Mention has been made repeatedly of the case of Pepper v Hart. I am not going to go there in any detail, but the starting point for that case is ambiguity. A number of noble Lords indicated that there was no ambiguity. I am inclined to agree with that—but not necessarily for the same reasons. However, it appears to me that if there were room for ambiguity then of course Pepper v Hart might come into consideration.
Reference was made to the LCM—the legislative consent Motion—process and the suggestion that it should be incorporated into the clause. With respect, the LCM is a process of the Scottish Parliament, not of this Parliament—it is what the Scottish Parliament does in response to us applying the Sewel convention—and therefore it would not be appropriate to bring it into Clause 2.
There is then the question of what is or is not a devolved matter. This point—and indeed the difference that I have with the noble and learned Lord, Lord Wallace—is perhaps highlighted by the amendment that he originally proposed.
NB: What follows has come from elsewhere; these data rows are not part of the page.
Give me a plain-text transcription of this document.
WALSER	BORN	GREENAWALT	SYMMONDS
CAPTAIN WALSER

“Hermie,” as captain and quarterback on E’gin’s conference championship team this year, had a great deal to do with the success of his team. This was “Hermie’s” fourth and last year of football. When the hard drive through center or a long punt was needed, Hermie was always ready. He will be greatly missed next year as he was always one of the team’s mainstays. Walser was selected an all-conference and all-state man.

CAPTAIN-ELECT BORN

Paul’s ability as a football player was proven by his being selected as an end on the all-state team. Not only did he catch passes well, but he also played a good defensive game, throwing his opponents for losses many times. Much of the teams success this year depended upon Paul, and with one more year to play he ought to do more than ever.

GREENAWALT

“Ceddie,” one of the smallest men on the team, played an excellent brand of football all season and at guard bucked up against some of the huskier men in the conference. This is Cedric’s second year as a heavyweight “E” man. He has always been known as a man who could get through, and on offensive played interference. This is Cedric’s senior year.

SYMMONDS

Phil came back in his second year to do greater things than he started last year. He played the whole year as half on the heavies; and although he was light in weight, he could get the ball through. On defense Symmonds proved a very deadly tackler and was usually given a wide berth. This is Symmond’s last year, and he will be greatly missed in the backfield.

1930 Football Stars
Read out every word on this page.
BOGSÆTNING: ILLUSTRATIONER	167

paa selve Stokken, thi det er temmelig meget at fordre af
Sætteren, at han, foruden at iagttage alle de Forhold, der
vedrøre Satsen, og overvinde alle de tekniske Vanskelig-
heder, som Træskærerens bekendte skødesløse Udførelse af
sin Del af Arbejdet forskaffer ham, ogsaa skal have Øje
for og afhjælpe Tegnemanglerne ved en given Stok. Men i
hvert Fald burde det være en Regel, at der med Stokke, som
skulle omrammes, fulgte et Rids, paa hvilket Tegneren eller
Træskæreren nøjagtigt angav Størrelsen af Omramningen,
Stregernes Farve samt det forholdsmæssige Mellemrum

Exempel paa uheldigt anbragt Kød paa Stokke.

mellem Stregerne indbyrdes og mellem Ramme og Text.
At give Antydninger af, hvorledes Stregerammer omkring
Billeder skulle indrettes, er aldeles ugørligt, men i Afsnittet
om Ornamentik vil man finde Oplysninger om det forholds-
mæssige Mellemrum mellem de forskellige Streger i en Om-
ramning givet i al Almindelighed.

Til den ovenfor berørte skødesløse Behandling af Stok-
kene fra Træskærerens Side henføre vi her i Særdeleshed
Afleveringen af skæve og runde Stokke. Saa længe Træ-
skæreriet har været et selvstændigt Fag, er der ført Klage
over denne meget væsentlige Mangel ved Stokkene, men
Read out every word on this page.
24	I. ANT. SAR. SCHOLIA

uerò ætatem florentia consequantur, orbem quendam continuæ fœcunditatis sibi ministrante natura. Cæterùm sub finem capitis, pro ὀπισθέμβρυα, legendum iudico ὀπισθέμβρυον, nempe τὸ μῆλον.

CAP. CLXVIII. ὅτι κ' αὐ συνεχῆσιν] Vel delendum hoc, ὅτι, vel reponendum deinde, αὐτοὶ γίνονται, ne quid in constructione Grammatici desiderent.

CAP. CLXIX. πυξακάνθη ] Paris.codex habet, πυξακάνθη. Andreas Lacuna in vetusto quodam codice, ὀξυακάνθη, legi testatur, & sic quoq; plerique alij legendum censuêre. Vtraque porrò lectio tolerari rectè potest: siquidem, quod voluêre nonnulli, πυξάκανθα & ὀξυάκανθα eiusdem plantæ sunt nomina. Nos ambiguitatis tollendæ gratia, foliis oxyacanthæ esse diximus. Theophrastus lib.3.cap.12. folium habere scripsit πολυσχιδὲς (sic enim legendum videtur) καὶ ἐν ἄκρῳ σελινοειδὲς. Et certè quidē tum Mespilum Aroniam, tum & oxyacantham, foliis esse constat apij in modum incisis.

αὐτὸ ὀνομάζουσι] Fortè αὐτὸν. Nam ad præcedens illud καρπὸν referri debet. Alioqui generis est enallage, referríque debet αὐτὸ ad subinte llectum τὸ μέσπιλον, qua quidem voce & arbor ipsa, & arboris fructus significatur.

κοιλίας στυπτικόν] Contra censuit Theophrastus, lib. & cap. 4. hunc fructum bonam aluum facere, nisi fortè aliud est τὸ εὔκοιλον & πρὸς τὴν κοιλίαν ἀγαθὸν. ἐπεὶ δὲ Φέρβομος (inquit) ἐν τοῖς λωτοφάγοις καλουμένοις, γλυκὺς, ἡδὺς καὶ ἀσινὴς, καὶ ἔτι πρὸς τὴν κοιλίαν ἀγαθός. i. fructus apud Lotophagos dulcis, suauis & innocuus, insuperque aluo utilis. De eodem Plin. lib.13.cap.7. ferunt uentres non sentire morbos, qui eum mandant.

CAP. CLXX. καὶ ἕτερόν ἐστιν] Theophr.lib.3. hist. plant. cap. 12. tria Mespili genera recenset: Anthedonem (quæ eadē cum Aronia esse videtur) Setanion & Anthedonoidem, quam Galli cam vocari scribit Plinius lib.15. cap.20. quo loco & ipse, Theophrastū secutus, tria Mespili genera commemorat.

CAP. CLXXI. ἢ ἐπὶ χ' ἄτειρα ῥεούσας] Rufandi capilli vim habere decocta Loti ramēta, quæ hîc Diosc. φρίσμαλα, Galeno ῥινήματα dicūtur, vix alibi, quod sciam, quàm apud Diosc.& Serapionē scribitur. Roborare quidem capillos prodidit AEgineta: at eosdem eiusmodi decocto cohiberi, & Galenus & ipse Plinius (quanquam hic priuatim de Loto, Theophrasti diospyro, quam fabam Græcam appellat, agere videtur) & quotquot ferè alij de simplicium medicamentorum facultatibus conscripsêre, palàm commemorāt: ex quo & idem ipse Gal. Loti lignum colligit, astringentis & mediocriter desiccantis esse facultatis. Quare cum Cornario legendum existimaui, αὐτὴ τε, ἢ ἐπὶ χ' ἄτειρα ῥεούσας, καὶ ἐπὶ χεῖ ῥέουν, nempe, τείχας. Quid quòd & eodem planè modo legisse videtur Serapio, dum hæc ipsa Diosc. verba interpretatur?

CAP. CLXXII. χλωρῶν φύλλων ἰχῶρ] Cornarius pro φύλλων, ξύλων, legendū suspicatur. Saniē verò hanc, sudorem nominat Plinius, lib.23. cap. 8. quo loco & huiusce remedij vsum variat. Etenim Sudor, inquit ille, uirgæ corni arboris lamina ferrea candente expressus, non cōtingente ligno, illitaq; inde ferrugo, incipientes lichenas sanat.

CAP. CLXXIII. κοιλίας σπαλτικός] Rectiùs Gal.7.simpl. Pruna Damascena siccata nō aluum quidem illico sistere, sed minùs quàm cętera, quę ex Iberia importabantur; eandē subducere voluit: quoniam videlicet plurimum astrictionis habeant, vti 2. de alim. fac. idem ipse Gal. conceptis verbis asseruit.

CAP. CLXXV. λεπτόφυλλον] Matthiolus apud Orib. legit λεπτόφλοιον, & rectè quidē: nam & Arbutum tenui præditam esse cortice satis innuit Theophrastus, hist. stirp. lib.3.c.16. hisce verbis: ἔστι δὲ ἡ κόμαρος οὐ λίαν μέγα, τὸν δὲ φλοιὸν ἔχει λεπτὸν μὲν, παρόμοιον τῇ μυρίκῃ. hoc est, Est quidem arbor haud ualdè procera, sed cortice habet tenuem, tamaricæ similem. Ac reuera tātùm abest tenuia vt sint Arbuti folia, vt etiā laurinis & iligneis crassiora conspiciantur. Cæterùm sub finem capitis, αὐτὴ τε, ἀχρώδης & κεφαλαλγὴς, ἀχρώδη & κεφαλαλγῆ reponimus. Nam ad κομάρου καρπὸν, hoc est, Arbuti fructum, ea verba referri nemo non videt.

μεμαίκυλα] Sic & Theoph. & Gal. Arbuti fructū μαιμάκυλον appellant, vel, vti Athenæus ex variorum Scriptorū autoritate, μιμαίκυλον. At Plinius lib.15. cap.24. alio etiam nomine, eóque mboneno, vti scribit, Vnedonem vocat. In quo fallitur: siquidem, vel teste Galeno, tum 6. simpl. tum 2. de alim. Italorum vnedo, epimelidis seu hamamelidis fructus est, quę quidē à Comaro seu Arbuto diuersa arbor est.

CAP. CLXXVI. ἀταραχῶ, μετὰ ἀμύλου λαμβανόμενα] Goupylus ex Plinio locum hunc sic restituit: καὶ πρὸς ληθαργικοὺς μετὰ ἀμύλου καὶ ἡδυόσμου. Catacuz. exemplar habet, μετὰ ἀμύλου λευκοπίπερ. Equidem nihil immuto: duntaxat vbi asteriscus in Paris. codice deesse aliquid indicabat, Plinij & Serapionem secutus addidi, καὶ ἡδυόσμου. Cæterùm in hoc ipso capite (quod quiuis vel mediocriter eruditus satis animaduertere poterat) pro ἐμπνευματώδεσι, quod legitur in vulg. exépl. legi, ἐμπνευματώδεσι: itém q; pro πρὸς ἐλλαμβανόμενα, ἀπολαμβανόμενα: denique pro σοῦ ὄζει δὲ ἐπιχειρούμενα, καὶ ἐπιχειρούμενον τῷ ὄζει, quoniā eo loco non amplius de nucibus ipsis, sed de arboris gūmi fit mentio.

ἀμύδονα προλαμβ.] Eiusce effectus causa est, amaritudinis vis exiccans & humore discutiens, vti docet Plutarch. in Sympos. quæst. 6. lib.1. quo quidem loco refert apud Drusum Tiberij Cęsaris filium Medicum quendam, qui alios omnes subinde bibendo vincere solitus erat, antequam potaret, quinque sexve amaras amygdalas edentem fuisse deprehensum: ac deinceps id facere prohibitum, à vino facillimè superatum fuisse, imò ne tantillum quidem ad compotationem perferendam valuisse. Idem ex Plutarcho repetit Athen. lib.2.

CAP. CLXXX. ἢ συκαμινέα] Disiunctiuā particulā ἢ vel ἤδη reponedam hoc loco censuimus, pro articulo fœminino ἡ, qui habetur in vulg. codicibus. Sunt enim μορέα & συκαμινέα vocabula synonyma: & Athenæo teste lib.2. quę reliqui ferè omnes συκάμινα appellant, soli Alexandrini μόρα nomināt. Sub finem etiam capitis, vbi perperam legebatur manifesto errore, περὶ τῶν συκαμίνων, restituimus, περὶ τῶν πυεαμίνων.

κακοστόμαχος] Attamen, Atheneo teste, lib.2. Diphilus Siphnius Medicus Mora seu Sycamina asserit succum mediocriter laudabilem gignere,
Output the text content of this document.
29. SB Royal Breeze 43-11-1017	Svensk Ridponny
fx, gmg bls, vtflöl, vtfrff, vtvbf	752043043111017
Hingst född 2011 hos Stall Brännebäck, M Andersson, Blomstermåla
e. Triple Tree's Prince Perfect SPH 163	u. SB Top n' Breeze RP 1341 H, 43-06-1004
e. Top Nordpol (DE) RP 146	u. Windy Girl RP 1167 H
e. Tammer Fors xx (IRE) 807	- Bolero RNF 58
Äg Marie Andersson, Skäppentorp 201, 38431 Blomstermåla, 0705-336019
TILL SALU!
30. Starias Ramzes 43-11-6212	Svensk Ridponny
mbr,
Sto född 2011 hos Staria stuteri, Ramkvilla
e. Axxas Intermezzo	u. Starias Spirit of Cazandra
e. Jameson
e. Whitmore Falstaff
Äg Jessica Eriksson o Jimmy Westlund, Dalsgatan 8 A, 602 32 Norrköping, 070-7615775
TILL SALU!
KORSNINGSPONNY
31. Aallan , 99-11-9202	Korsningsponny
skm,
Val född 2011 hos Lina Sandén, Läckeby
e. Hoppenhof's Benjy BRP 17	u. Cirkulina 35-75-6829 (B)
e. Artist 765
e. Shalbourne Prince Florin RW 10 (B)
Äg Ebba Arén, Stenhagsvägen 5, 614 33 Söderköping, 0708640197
The last part of that amendment says:
“For the purposes of subsection (8), the words ‘devolved matters’ means any matter not reserved to the United Kingdom Parliament under this Act”.
With respect, the Scotland Act 1998 is a great deal more sophisticated than saying that all matters listed in Schedule 5, which are reserved, are the only matters not requiring the consent of the Scottish Parliament. It entirely ignores the fact that, for example, it is not within the competence of the Scottish Parliament to modify any of the protected enactments listed in Part 1 of Schedule 4 to the Scotland Act.